OfS has highlighted concerns about some worrying student recruitment practices that may not be in the best interests of students. Source: Shutterstock

English higher education watchdog Office for Students (OfS) has expressed concerns over some student recruitment practices.

In its first annual report, OfS chief executive Nicola Dandridge said students are offered enticements and inducements that do not always work in the interests of students. She added that prospective students often lack the information they need to make an informed choice about the content, quality and cost of their courses. 

While launching the organisation’s annual report, Dandridge said offering inducements such as last-minute bursaries to fill up undergraduate courses means students risk being swayed by “a sales pitch with questionable incentives” rather than academic criteria, she was quoted saying by The Guardian.

“There are concerns about the use of financial offers and inducements being made to prospective students going through the Clearing process, a time when those students may be particularly vulnerable,” she said.

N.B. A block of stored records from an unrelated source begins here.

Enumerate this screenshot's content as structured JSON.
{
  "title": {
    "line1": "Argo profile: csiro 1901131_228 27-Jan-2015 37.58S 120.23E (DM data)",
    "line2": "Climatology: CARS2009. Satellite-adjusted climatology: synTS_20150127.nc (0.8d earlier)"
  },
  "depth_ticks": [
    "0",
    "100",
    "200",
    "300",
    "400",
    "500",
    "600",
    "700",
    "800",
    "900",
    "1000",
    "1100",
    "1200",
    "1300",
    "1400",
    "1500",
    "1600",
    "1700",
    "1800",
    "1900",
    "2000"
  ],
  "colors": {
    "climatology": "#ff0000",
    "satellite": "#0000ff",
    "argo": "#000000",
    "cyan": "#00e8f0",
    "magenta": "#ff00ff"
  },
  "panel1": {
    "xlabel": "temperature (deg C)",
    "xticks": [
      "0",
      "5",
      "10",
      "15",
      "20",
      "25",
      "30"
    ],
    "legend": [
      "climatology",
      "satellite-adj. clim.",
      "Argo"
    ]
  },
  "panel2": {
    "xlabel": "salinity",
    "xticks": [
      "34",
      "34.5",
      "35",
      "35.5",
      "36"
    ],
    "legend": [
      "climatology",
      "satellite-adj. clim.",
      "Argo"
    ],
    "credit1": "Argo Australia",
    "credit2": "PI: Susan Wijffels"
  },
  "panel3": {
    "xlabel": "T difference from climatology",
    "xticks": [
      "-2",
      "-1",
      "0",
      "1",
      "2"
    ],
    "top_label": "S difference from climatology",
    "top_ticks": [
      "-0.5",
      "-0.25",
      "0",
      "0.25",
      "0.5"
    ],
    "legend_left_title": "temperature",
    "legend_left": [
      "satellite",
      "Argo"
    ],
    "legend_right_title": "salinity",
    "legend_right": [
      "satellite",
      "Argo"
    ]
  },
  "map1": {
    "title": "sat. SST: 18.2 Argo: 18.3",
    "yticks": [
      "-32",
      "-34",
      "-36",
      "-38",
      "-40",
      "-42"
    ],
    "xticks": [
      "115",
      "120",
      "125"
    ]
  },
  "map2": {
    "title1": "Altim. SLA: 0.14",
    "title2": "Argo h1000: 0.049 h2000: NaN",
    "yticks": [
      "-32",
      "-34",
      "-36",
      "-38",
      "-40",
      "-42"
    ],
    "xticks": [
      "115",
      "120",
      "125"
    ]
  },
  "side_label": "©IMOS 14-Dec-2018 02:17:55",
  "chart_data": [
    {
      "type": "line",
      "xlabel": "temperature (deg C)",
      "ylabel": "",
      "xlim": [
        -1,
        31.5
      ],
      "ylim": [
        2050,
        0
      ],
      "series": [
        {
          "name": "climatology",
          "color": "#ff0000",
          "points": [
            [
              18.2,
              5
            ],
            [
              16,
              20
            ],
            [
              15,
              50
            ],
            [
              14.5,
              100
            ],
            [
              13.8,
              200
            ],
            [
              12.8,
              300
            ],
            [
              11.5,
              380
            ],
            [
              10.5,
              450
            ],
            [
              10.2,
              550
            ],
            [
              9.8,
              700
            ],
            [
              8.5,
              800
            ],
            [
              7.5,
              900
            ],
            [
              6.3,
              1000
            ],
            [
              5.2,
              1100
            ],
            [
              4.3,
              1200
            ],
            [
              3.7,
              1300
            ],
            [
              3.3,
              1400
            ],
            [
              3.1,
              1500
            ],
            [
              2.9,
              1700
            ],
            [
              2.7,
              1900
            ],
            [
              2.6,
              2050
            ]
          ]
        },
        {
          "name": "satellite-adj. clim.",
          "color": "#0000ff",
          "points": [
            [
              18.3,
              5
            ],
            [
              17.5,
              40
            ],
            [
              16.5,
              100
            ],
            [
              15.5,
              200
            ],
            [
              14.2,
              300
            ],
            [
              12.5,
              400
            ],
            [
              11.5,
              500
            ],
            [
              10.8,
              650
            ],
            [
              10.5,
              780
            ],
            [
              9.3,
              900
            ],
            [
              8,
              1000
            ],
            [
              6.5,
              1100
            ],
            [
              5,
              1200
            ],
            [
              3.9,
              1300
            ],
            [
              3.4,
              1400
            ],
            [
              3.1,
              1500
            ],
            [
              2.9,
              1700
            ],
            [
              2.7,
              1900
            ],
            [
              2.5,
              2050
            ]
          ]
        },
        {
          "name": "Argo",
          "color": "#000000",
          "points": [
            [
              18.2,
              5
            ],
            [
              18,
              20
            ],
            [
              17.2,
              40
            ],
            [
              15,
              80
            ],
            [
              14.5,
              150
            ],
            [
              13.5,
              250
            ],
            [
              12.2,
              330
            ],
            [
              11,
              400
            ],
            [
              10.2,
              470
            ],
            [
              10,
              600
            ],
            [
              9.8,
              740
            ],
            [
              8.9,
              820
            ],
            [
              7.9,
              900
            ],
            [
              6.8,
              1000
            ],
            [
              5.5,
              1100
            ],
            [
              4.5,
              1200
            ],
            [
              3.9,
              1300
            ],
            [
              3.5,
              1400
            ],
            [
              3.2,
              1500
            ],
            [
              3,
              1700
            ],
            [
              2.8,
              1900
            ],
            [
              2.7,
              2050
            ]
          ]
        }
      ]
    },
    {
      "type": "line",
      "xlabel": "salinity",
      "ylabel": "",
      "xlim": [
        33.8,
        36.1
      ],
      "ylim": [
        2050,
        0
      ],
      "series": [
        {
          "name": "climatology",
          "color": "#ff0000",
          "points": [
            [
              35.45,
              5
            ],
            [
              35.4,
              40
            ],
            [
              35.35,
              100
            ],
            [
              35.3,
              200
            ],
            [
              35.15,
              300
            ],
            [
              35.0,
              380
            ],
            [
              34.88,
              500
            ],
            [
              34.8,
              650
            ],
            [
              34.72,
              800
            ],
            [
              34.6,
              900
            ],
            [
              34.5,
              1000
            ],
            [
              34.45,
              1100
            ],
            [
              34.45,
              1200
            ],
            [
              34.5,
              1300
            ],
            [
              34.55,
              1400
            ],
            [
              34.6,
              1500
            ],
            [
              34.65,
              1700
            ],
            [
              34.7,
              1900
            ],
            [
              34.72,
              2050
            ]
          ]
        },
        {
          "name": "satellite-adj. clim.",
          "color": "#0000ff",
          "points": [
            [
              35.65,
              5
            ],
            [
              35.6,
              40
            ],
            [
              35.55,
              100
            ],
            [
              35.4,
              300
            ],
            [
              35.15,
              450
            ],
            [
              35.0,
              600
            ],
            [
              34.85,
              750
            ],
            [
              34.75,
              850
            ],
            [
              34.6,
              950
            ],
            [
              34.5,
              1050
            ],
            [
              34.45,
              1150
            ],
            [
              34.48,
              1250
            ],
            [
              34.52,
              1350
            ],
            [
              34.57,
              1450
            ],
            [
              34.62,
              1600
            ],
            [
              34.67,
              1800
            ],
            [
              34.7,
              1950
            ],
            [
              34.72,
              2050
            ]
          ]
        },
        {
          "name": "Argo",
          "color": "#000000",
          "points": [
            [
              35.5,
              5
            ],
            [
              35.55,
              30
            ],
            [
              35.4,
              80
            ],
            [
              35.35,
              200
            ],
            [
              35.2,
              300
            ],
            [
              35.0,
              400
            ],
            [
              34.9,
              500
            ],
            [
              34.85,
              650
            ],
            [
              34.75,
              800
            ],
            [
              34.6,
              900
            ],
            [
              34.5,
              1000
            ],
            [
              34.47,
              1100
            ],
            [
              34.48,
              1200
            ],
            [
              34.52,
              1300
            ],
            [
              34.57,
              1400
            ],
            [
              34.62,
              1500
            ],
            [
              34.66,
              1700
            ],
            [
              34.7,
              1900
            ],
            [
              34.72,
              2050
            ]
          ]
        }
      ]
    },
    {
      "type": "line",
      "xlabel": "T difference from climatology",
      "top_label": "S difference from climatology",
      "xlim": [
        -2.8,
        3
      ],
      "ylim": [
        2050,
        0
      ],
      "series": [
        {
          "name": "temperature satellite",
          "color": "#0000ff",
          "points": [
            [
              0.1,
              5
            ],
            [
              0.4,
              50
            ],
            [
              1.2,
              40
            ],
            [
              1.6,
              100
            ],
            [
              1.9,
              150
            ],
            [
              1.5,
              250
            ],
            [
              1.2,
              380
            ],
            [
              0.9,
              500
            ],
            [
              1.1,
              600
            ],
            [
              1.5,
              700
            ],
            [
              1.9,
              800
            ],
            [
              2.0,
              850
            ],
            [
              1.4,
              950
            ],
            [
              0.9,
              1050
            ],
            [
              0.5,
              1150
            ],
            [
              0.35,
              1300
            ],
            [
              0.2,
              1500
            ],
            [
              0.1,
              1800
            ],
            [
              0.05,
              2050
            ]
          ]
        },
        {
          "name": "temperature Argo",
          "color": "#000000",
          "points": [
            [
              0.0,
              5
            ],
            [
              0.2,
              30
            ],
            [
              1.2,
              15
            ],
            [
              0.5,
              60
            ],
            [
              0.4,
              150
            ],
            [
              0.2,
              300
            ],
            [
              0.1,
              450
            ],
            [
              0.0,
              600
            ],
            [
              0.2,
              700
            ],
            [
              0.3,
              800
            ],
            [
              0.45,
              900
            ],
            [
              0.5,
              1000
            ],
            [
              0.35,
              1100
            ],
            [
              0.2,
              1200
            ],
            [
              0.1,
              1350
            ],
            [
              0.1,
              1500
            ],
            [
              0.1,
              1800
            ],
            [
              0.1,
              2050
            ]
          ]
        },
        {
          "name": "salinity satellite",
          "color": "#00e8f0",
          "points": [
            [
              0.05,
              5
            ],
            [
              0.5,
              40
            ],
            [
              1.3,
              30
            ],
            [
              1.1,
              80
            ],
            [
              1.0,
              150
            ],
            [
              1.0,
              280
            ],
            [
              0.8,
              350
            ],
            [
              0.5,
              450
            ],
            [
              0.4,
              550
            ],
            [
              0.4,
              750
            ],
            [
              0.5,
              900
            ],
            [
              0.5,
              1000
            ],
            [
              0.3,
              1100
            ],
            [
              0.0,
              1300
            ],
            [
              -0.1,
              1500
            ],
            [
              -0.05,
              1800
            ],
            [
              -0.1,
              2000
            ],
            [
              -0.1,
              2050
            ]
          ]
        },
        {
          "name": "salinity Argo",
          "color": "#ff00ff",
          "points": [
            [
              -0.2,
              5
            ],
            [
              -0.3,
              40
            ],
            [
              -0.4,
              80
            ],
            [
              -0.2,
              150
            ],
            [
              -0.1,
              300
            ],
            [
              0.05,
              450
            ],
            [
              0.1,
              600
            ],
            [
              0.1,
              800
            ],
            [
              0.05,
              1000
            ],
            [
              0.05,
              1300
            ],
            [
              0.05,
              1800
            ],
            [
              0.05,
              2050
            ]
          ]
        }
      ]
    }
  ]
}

Without naming colleges or universities that used inducements or misleading advertising, Dandridge said institutions that exaggerate the quality of teaching or misrepresented their course content would attract the OfS’s attention.

Cash incentives in the form of bursaries or scholarships are another concern of the regulator, with some universities using them to encourage students to enrol in their institutions.

According to The Telegraph, during last summer’s clearing, Westminster University offered up to 40 “clearing scholarships” worth £4,500 each over three years of study while Bedfordshire University’s clearing offer included £1,500 bursaries for all UK and EU students – which goes up to £2,400 for those with grades of B,B,C. (£1 ≈ US$1.30 at the time of publication)

Earlier this year, a Westminster University spokesman said its scholarships recognise the rising cost of living in London as a barrier to students from the lower rungs of the socioeconomic ladder, while Bedfordshire University declined to comment. 

In the same report, Higher Education Policy Institute director Nick Hillman said that the cash incentives “for some applicants, do look and feel like a bribe”.  

“It’s so easy to forget that the people applying to university are often just 17. These inducements are there to change their decision making. If they were just there to be nice to students, they would give the money after the students arrive, on the basis of need,” he was quoted saying.

Apart from admissions and recruitment, other key issues that the OfS plans to pay particular attention to in the year ahead is the quality of information for prospective students and improving the quality of teaching and courses. 

The report also highlighted the need to step up efforts to improve disadvantaged groups’ access to universities.

Dandridge said: “Young people from disadvantaged backgrounds are still far less likely than their better-off peers to go to university, far more likely to drop out when they get there, and less likely to get a good job when they leave.”

“Research shows that if students from disadvantaged backgrounds are helped to make the right choice of what and where to study, and given the support that they need during their time in higher education, they can end up performing just as well as, if not better than, their more privileged peers.”